Now in this country . . . it’s very different. I have ASE certifications up the wazoo, and they’re all current, but they’re optional. By that, I mean that I could legally work as a mechanic without having one single certificate. I know plenty of guys that never had any ASE credentials, or have let them all expire. I have a lot of respect for the guys that take the trouble to study, stay current, and maintain their ASE credentials.

It’s actually pretty scary to think that the guy working on your brakes wasn’t legally required to prove that he was competent.

Interestingly enough, I believe that the system is far more closely monitored in Canada.

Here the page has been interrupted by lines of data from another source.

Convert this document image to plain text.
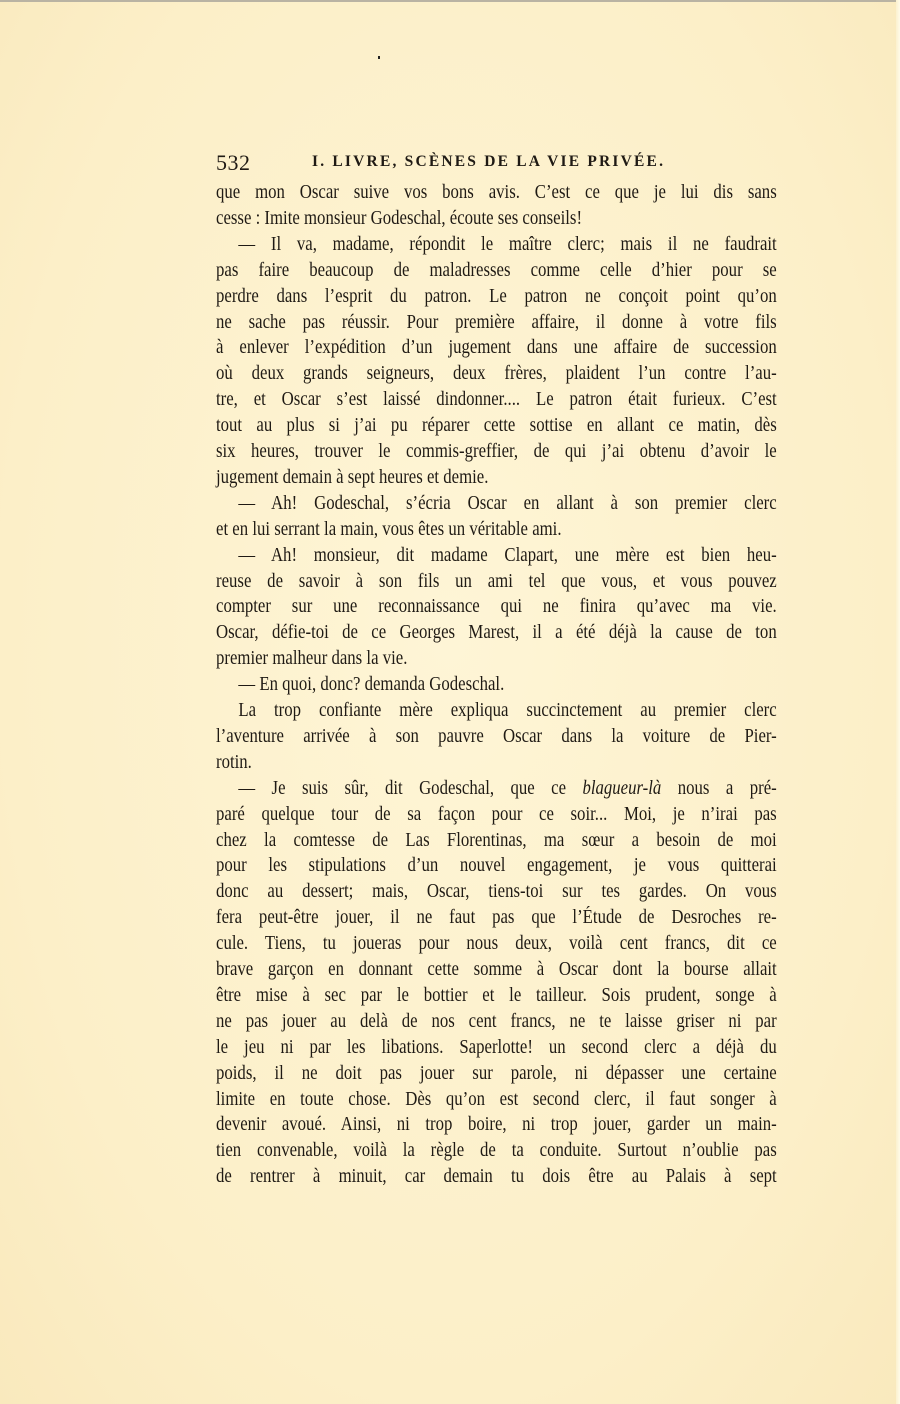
532	I. LIVRE, SCÈNES DE LA VIE PRIVÉE.
que mon Oscar suive vos bons avis. C’est ce que je lui dis sans
cesse : Imite monsieur Godeschal, écoute ses conseils!
— Il va, madame, répondit le maître clerc; mais il ne faudrait
pas faire beaucoup de maladresses comme celle d’hier pour se
perdre dans l’esprit du patron. Le patron ne conçoit point qu’on
ne sache pas réussir. Pour première affaire, il donne à votre fils
à enlever l’expédition d’un jugement dans une affaire de succession
où deux grands seigneurs, deux frères, plaident l’un contre l’au-
tre, et Oscar s’est laissé dindonner.... Le patron était furieux. C’est
tout au plus si j’ai pu réparer cette sottise en allant ce matin, dès
six heures, trouver le commis-greffier, de qui j’ai obtenu d’avoir le
jugement demain à sept heures et demie.
— Ah! Godeschal, s’écria Oscar en allant à son premier clerc
et en lui serrant la main, vous êtes un véritable ami.
— Ah! monsieur, dit madame Clapart, une mère est bien heu-
reuse de savoir à son fils un ami tel que vous, et vous pouvez
compter sur une reconnaissance qui ne finira qu’avec ma vie.
Oscar, défie-toi de ce Georges Marest, il a été déjà la cause de ton
premier malheur dans la vie.
— En quoi, donc? demanda Godeschal.
La trop confiante mère expliqua succinctement au premier clerc
l’aventure arrivée à son pauvre Oscar dans la voiture de Pier-
rotin.
— Je suis sûr, dit Godeschal, que ce blagueur-là nous a pré-
paré quelque tour de sa façon pour ce soir... Moi, je n’irai pas
chez la comtesse de Las Florentinas, ma sœur a besoin de moi
pour les stipulations d’un nouvel engagement, je vous quitterai
donc au dessert; mais, Oscar, tiens-toi sur tes gardes. On vous
fera peut-être jouer, il ne faut pas que l’Étude de Desroches re-
cule. Tiens, tu joueras pour nous deux, voilà cent francs, dit ce
brave garçon en donnant cette somme à Oscar dont la bourse allait
être mise à sec par le bottier et le tailleur. Sois prudent, songe à
ne pas jouer au delà de nos cent francs, ne te laisse griser ni par
le jeu ni par les libations. Saperlotte! un second clerc a déjà du
poids, il ne doit pas jouer sur parole, ni dépasser une certaine
limite en toute chose. Dès qu’on est second clerc, il faut songer à
devenir avoué. Ainsi, ni trop boire, ni trop jouer, garder un main-
tien convenable, voilà la règle de ta conduite. Surtout n’oublie pas
de rentrer à minuit, car demain tu dois être au Palais à sept
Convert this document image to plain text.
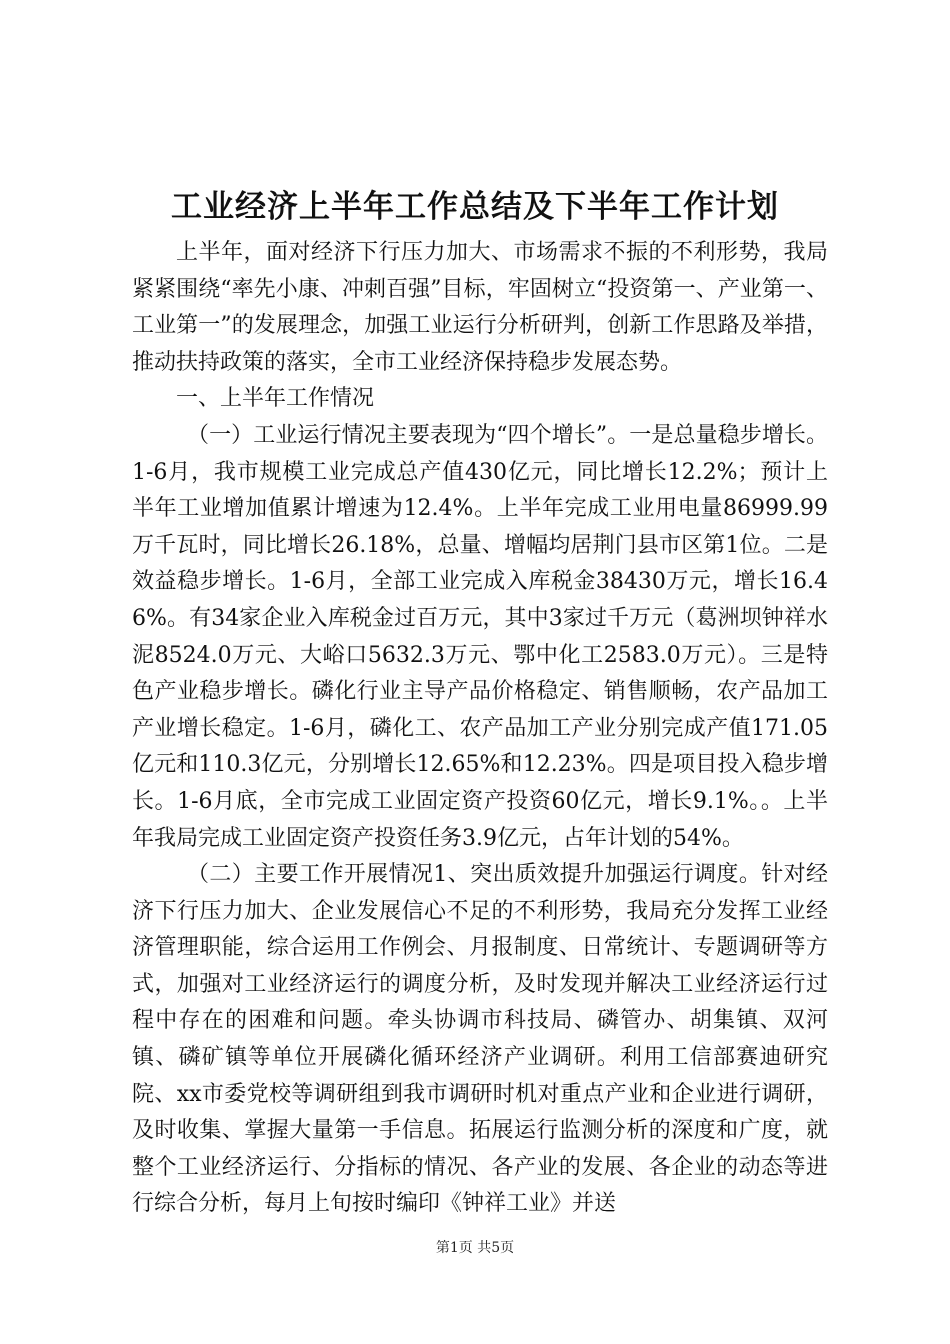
工业经济上半年工作总结及下半年工作计划

上半年，面对经济下行压力加大、市场需求不振的不利形势，我局紧紧围绕“率先小康、冲刺百强”目标，牢固树立“投资第一、产业第一、工业第一”的发展理念，加强工业运行分析研判，创新工作思路及举措，推动扶持政策的落实，全市工业经济保持稳步发展态势。

一、上半年工作情况

（一）工业运行情况主要表现为“四个增长”。一是总量稳步增长。1-6月，我市规模工业完成总产值430亿元，同比增长12.2%；预计上半年工业增加值累计增速为12.4%。上半年完成工业用电量86999.99万千瓦时，同比增长26.18%，总量、增幅均居荆门县市区第1位。二是效益稳步增长。1-6月，全部工业完成入库税金38430万元，增长16.46%。有34家企业入库税金过百万元，其中3家过千万元（葛洲坝钟祥水泥8524.0万元、大峪口5632.3万元、鄂中化工2583.0万元）。三是特色产业稳步增长。磷化行业主导产品价格稳定、销售顺畅，农产品加工产业增长稳定。1-6月，磷化工、农产品加工产业分别完成产值171.05亿元和110.3亿元，分别增长12.65%和12.23%。四是项目投入稳步增长。1-6月底，全市完成工业固定资产投资60亿元，增长9.1%。。上半年我局完成工业固定资产投资任务3.9亿元，占年计划的54%。

（二）主要工作开展情况1、突出质效提升加强运行调度。针对经济下行压力加大、企业发展信心不足的不利形势，我局充分发挥工业经济管理职能，综合运用工作例会、月报制度、日常统计、专题调研等方式，加强对工业经济运行的调度分析，及时发现并解决工业经济运行过程中存在的困难和问题。牵头协调市科技局、磷管办、胡集镇、双河镇、磷矿镇等单位开展磷化循环经济产业调研。利用工信部赛迪研究院、xx市委党校等调研组到我市调研时机对重点产业和企业进行调研，及时收集、掌握大量第一手信息。拓展运行监测分析的深度和广度，就整个工业经济运行、分指标的情况、各产业的发展、各企业的动态等进行综合分析，每月上旬按时编印《钟祥工业》并送

第1页 共5页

In fact, I believe that mechanics have to pass some kind of state exams. ASE is also recognized there.

Someone correct me if I’m wrong

And feel free to fill in the blanks . . . concerning Canadian mechanics

Car owners range from totally ignorant and dependent on others for even topping off various liquids to retired ASE certified master mechanics with 30+ years experience. At the center of that range are the vast majority of the public who wish to avoid breakdowns, avoid costly repairs, avoid unnecessary repairs and just enjoy life without unnecessary hassles. That group ranges from the not too mechanically inclined but well motivated/desperate to the quite handy but not well versed in things automotive who wish to stay ahead of costly problems. And from day to day such people drop by here with their questions, comments and complaints for myself and the rest of you regulars here to initiate into the world of Car Talk. And ain’t it fun.

As for the scanners, I would highly recommend NOT buying a basic code reader similar to the ones the McParts (autozone, etc) use to give free diagnostics. Live data and an understanding of the basic logic and operation of the system is needed to make sense of it all and error codes alone are confusing. The McParts stores have sold thousands of O2 sensors to customers unnecessarily using those toys.

But it’s just my opinion, FWIW.

The code reader/scanner purchase should be based on how many vehicles you diagnose and how quickly you want the diagnostic information.

For the DIY’er who has only a couple of vehicles, a simple code reader should suffice.If you get the code, then go on the internet and in your search engine enter the year/model of the vehicle and the DTC. You’ll get hits that will describe what can cause the DTC. But it’s up to the DIY’er to test the components that can cause the DTC.

But if you are diagnosing many types of vehicles and need a quick turn-around of the vehicle because it’s for a customer, you can’t waste time searching on the internet. You need the information now. That’s where a real scanner comes in because you can look at real-time data. As they say. “Time Is Money!”

So, base your purchase on how many vehicles you’re going to work on and how quickly you want the diagnostic information.

And by the way. I stopped using NoDATA years ago because of my renaming. Get the Mitchell On Demand DIY version. Much better.